Dans la plupart des cas, il s’agit d’une infection chronique qui évolue par épisodes. Des phases d’activité, souvent sans que le patient s’en aperçoive, alternent avec des périodes de repos. Plus ces épisodes sont forts et rapprochés, plus la maladie progresse vite : nous ne sommes donc pas égaux face à elle.
Quels sont les symptômes du déchaussement des dents ?
- Un saignement des gencives, au brossage ou spontané.
- Une mobilité d’une ou de plusieurs dents.

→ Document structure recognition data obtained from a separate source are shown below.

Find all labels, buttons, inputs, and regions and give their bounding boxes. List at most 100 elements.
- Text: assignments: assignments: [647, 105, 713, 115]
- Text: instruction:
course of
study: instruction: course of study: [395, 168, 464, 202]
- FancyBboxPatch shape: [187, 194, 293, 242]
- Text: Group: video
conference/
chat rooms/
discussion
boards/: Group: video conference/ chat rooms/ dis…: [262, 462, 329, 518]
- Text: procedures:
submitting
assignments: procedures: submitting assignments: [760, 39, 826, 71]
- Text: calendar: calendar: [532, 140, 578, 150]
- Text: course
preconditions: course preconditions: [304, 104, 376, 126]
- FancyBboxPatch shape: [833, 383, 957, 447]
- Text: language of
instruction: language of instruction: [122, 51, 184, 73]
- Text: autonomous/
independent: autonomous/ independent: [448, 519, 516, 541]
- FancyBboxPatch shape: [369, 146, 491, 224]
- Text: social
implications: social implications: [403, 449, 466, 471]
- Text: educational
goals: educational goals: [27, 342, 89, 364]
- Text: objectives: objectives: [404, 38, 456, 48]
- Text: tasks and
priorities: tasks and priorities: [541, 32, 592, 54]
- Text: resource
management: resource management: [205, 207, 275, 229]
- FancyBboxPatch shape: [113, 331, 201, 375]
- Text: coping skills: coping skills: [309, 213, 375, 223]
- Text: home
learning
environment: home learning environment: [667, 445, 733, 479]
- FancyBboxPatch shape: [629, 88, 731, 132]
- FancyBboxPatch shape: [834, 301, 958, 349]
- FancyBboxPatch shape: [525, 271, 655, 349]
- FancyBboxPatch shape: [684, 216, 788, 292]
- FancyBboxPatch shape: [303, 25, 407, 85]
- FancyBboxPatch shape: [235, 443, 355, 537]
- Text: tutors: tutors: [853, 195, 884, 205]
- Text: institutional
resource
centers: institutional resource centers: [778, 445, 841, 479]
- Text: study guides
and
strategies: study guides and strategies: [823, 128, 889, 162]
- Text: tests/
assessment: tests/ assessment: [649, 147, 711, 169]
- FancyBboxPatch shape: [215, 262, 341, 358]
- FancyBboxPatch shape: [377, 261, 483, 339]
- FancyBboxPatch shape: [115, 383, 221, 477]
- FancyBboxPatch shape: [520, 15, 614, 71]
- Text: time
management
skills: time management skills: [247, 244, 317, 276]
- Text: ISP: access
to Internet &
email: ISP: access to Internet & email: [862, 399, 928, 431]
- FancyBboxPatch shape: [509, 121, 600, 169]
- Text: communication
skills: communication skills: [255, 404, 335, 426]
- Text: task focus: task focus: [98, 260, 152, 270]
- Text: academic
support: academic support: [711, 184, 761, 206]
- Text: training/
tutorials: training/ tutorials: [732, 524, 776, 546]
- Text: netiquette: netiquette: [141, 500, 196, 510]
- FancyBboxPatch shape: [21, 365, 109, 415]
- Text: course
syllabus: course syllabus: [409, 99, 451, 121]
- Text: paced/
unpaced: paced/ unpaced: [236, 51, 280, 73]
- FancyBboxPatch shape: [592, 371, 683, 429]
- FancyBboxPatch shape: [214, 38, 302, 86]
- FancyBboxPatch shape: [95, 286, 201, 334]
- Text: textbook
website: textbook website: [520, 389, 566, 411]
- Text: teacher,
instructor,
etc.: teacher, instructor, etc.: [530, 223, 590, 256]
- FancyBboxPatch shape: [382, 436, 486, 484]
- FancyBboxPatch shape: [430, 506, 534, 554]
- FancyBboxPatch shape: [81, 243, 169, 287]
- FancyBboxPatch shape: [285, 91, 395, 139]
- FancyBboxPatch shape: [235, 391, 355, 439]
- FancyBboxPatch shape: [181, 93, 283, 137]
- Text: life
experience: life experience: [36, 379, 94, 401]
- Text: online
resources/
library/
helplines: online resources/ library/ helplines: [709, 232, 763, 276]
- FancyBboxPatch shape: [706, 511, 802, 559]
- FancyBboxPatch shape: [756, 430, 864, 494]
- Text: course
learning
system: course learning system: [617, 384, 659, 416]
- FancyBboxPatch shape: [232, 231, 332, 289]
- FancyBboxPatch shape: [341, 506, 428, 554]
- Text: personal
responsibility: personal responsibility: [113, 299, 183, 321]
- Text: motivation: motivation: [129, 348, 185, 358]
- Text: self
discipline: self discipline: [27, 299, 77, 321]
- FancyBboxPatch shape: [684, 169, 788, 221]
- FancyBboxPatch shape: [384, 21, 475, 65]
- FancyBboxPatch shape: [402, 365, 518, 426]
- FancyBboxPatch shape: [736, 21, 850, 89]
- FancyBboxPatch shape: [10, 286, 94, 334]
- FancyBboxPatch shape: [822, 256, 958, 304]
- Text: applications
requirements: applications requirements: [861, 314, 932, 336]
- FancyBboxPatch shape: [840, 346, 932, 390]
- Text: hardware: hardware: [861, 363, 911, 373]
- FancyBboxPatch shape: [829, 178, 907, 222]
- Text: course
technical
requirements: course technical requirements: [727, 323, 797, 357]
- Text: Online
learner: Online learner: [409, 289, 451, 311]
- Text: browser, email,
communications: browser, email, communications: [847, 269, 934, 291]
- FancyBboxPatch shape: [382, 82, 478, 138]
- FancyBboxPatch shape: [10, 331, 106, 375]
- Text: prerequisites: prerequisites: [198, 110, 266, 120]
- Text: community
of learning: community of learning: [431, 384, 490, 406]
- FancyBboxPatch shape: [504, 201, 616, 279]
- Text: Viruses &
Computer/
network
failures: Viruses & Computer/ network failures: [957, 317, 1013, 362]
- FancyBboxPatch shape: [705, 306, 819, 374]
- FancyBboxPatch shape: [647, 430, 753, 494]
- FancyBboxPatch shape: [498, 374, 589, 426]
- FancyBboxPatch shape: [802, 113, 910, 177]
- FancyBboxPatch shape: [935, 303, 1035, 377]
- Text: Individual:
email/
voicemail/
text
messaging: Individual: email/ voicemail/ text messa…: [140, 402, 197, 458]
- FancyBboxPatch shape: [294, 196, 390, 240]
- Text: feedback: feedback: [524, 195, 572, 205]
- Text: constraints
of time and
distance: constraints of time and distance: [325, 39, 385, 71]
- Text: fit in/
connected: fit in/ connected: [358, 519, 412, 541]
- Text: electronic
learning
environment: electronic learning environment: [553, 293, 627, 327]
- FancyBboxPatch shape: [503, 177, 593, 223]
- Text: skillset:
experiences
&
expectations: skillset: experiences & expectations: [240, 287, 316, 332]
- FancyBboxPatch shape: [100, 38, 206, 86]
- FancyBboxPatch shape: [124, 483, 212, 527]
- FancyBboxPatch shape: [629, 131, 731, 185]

- Une rétraction ou un décollement des gencives, mettant parfois les racines à nu.
- Un déplacement d’une ou de plusieurs dents.
- Des abcès ou des suppurations à la base des dents, souvent non douloureux.
- Des sensibilités au froid, au chaud ou au sucre, en l’absence de carie.
- Des tassements alimentaires entre les dents.
- Un mauvais goût dans la bouche (halitose), surtout le matin au réveil.

Comment diagnostiquer une parodontite ?
Un diagnostic précis repose sur trois éléments :
- Un entretien préalable, pour recueillir les symptômes, l’historique de la maladie et les éventuels facteurs de risque.
- Un examen clinique détaillé, pour déterminer la nature précise et l’étendue de l’infection.
- Un bilan radiologique complet des structures dentaires et parodontales, pour visualiser l’état d’avancement de la maladie.
Le diagnostic, comme le traitement, sont confiés à un parodontiste, un dentiste dédié aux maladies des gencives et du parodonte.
Comment traiter le déchaussement des dents ?

Le traitement parodontal repose sur une étroite coopération entre le praticien et le patient.
Au quotidien, le patient réalise des soins locaux antiseptiques destinés à maîtriser l’infection : un brossage spécifique et des produits adaptés à la maladie, allant parfois jusqu’aux antibiotiques.
Une fois l’infection sous contrôle, le parodontiste élimine les obstacles qui entretiennent la maladie — tartre, concrétions sous-gingivales, bactéries — et permet ainsi sa stabilisation.
Après les soins au cabinet, le patient assure un suivi régulier : à la maison, par des soins locaux rigoureux et consciencieux ; au cabinet, selon une périodicité évaluée ensemble.
Comment prévenir le déchaussement des dents ?
Il est tout à fait possible de prévenir l’apparition du déchaussement, comme la réapparition des symptômes, dans le cadre de la maintenance parodontale. La prévention passe d’abord par la connaissance des facteurs de risque :
- Des antécédents familiaux de parodontite.
- Un stress important, de l’anxiété ou une dépression.
- Une consommation excessive de tabac.
- Un état médical qui prédispose aux infections (diabète, immunité).
- Une faible résistance à la carie.
- Un historique d’infection gingivale sévère.
Prévention chez les patients à faible risque
Un examen de contrôle annuel, assorti d’un détartrage si besoin, est recommandé. Il est aussi souhaitable de reprendre les soins et les prothèses mal ajustés, qui peuvent retenir la plaque dentaire.
Prévention chez les patients à risque élevé
En plus des mesures précédentes, des séances de prévention sont réalisées deux à trois fois par an : examen clinique, détartrage et élimination professionnelle de la plaque dentaire.
Dans tous les cas, il reste capital de consulter dès les premiers symptômes, ou de prendre avis au moindre doute.